У Вани не было обольщений насчет избы. В прошлом году Савва, Ефтя и Гриша поставили ее за неделю, уже после зимнего Николы,– так чего же хорошего было ожидать? Сенцев нет – лаз прямо с улицы, окошечек нет, нар нет – спали на еловом лапнике, застланном сеном. И способ передвижения тут один – ползком на коленках, иначе сразу раскроишь голову о потолок.
Но, боже, как он был рад сейчас этой лачуге! В ней было сухо и тепло. Тепло, как в хорошо натопленной бане. Правда, от дыма, валившего из каменки, он закашлялся, ему пришлось лечь, но зато какая блаженная теплынь обняла его продрогшее тело, когда он стащил с себя полушубок.

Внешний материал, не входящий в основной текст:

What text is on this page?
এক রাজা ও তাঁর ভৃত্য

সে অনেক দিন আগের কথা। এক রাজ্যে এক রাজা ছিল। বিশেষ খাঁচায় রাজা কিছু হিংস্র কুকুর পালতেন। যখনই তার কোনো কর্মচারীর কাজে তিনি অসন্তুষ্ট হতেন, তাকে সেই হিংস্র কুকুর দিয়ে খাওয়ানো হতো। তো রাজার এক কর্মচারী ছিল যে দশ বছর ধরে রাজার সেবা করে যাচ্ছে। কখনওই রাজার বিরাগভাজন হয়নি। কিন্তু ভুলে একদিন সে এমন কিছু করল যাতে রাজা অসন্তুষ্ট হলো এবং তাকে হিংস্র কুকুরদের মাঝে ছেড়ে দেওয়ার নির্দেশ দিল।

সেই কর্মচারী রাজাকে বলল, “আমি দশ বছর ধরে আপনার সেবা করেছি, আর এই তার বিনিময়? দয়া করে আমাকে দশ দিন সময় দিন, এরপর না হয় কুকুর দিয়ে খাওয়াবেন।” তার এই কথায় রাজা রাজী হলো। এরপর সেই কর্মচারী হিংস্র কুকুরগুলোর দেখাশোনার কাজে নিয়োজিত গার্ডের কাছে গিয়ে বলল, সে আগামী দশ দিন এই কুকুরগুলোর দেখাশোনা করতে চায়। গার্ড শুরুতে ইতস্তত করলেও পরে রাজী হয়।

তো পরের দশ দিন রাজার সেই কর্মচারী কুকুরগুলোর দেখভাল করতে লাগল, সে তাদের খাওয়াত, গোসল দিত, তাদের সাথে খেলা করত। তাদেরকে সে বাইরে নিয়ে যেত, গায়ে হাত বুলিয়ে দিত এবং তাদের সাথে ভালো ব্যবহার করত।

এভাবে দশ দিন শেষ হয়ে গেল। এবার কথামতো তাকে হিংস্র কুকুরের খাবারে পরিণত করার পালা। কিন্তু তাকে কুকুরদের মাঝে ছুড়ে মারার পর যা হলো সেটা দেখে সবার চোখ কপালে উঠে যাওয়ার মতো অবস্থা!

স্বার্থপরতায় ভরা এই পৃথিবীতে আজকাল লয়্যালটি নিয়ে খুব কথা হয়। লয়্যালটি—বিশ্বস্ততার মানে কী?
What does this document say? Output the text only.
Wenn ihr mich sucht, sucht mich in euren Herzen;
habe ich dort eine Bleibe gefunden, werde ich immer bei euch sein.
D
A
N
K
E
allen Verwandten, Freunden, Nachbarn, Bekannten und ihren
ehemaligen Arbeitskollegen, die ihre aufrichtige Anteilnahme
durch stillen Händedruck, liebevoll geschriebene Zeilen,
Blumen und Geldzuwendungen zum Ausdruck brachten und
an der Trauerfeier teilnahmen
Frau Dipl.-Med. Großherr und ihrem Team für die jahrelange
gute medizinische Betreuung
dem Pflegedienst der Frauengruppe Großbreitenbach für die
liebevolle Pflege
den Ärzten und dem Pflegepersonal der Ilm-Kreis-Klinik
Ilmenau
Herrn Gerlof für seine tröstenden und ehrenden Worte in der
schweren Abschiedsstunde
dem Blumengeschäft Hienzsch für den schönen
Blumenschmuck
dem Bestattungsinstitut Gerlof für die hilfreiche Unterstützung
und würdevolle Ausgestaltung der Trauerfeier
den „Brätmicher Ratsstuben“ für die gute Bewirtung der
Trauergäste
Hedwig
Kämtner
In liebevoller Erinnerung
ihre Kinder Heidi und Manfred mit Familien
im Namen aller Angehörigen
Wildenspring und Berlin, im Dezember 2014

Савва сам сварил кашу, да еще какую! Пшенную, которую у Порохиных варили по большим праздникам.
–Это в честь Карюхи,– сказал он.– А то ужас! Пашка приехал: у вас кобыла ноги сломала, дак у меня волосы дыбом встали.
–Он известная ябеда,– сказала Улька. Она тоже с отцом ужинала.– Ему и жизнь не в жизнь, ежели люди кругом не плачут.
Пашка, зажигавший в эту минуту лучину, окрысился:
–Заткнись! А то завтра задницу снегом намылю.
–Я те покажу, щенок, как сопли распускать!– пригрозил Улькин отец.
–А чего он такого сказал?– подал голос из своего угла Ефтя. Он с Пашкой уже поужинал, и ему теперь одного хотелось – позубанить.– Для чего и девки, ежели их не мылить.
Гриша Калач в обиду свою дочь не дал – просто ястребом накинулся на Ефтю, и началась потеха. Но Ваня ее не слышал. К этому времени они с Саввой уже отужинали – скидали в себя котелок горячей, с огня, каши, запили кипятком с сухарями и солью, и он тут же заснул, где сидел.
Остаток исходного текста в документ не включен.